We have a need for an off heap HashMap<
String, Object> that can potentially store an unlimited number of entries. The value Object to be stored is variable in size. The HashMap is needed only for the duration of processing an input file. It does not need to be persisted.
We can make our current design (a tree based data structure) work with a 64 bit JVM, a lot of physical memory, and heap at least 8G, but many of the target environments don't have these characteristics. For some
test cases we're still getting killed by garbage collection.
I think a hashmap backed by a memory mapped file would possibly be a good solution but haven't found one that works yet. As an added point of information, we're looking for a relatively lightweight solution - just adding a few jar files to the application rather than depending on something as complex as Hadoop or Apache Ignite.
Here's what we've looked at, and why each hasn't worked:
EhCache - fine, up to a point. Very large input requires a TerraCotta license and there are issues around this (redistribution)
MapDb - Version 1.0.x was mostly OK, but for the more extreme test cases we were running it still sucked up most of the machine's memory (memory leaks I assume) and was not acceptable. Version 2 had performance degradation, and V3 isn't ready yet.
openHFT ChronicleMap (and predecessors) - limited to approximately 4GB on Windows, and must be sized before creating (i.e., not unlimited)
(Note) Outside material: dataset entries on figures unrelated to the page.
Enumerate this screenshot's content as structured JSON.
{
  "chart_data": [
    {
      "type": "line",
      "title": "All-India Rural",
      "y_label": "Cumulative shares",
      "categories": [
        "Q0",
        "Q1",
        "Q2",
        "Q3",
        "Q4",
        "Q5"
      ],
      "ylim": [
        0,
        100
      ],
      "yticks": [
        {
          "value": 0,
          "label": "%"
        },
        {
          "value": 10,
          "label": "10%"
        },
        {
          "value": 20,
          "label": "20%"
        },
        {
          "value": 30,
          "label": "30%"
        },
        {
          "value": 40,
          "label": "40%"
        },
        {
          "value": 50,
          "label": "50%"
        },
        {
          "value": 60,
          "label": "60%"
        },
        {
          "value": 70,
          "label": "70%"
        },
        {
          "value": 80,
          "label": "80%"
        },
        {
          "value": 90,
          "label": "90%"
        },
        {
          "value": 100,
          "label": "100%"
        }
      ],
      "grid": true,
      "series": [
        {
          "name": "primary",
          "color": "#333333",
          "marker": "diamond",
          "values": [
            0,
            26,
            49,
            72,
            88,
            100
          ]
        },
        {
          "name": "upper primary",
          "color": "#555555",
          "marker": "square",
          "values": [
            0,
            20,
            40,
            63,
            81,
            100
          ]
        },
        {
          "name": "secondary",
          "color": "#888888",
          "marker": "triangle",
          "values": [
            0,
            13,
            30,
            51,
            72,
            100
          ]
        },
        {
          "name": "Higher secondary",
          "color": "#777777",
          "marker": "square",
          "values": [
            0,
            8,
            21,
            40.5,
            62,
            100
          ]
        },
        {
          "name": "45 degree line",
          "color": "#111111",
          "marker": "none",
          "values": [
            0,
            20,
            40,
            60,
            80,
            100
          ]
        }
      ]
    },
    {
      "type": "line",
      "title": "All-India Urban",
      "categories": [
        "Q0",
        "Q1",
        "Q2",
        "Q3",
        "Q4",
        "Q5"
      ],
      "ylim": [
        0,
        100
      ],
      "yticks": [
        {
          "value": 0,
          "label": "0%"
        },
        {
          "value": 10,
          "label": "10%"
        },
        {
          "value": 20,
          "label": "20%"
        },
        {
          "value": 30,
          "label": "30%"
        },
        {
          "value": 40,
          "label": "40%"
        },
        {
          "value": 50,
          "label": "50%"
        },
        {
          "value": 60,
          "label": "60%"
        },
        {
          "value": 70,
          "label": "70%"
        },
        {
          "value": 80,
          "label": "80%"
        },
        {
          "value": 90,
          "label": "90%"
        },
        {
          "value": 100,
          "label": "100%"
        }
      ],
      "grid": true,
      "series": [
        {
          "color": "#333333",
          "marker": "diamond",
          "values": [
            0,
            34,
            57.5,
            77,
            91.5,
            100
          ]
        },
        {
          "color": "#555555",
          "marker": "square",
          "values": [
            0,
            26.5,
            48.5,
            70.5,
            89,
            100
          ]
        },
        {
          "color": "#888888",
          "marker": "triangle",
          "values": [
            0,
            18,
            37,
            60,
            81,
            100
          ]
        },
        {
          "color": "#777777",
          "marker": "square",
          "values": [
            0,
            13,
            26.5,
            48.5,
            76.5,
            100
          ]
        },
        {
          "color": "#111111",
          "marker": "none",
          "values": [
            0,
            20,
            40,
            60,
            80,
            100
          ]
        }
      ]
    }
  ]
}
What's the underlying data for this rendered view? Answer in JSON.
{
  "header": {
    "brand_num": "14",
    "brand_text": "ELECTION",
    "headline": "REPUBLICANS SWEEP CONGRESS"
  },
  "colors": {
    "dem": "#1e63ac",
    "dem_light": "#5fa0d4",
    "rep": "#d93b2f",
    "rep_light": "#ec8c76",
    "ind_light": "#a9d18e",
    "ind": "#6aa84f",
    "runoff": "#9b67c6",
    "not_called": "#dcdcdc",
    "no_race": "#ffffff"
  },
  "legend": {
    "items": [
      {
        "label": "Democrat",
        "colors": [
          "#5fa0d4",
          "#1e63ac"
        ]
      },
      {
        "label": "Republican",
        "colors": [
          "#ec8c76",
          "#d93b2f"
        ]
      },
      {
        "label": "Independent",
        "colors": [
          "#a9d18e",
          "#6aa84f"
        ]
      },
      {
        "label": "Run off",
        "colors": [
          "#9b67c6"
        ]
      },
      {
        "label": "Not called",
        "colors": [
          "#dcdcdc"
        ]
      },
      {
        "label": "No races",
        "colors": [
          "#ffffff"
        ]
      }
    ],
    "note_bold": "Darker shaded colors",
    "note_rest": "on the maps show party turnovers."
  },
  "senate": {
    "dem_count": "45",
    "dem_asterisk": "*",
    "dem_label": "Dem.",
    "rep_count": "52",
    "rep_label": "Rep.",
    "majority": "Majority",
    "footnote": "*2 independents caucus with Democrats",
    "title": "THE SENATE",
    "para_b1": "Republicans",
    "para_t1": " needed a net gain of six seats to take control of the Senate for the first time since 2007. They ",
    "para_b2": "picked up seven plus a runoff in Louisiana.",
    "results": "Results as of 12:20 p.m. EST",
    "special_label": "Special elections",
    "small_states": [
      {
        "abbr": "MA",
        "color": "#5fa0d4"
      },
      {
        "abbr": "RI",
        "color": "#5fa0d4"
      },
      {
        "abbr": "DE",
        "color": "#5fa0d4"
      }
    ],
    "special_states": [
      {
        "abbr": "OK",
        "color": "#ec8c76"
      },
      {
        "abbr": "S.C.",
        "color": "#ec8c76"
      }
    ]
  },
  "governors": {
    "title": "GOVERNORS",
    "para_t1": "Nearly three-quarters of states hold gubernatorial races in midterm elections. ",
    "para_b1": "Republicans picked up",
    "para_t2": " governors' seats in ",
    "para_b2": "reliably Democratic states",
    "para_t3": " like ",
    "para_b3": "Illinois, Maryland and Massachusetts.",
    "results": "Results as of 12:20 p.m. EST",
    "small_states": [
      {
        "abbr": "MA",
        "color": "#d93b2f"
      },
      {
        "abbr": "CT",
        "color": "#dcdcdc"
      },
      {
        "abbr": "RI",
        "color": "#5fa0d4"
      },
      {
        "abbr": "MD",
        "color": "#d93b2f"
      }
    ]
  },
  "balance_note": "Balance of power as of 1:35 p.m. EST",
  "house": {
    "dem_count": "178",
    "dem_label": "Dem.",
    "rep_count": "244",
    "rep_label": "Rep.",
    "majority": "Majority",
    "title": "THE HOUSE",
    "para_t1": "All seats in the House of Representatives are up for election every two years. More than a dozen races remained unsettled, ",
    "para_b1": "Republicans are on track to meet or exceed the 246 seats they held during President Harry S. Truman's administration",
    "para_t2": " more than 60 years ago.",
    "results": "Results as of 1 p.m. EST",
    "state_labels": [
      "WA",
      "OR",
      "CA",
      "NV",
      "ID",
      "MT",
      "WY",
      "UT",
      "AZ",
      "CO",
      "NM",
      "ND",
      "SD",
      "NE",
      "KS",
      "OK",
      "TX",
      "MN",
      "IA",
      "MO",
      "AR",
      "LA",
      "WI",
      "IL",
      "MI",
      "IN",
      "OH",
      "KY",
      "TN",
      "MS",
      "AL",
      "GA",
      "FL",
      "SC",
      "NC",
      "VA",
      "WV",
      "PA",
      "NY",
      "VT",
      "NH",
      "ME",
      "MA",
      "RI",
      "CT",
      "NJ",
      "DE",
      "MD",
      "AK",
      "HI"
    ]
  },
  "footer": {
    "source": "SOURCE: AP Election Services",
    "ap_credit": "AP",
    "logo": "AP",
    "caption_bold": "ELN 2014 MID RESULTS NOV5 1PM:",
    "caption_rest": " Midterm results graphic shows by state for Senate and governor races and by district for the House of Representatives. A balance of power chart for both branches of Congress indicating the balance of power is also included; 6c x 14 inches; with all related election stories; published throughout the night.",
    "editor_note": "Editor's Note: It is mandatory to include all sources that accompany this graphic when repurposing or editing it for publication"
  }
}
clapper.org FileHashMap - Very low memory profile, unlimited size, but slow. Also got killed by garbage collection with large test cases
JCS - Would not support large test case. Also, is designed more as a caching solution than what we need - there's a chance that older data will be pushed out of the hashmap. Not acceptable.
OrientDb - very slow in initial testing
Does anyone have any suggestions for an open source solution for this problem? We really don't want to write our own implementation, but if we can't find something suitable we may have to go that route.
Thanks!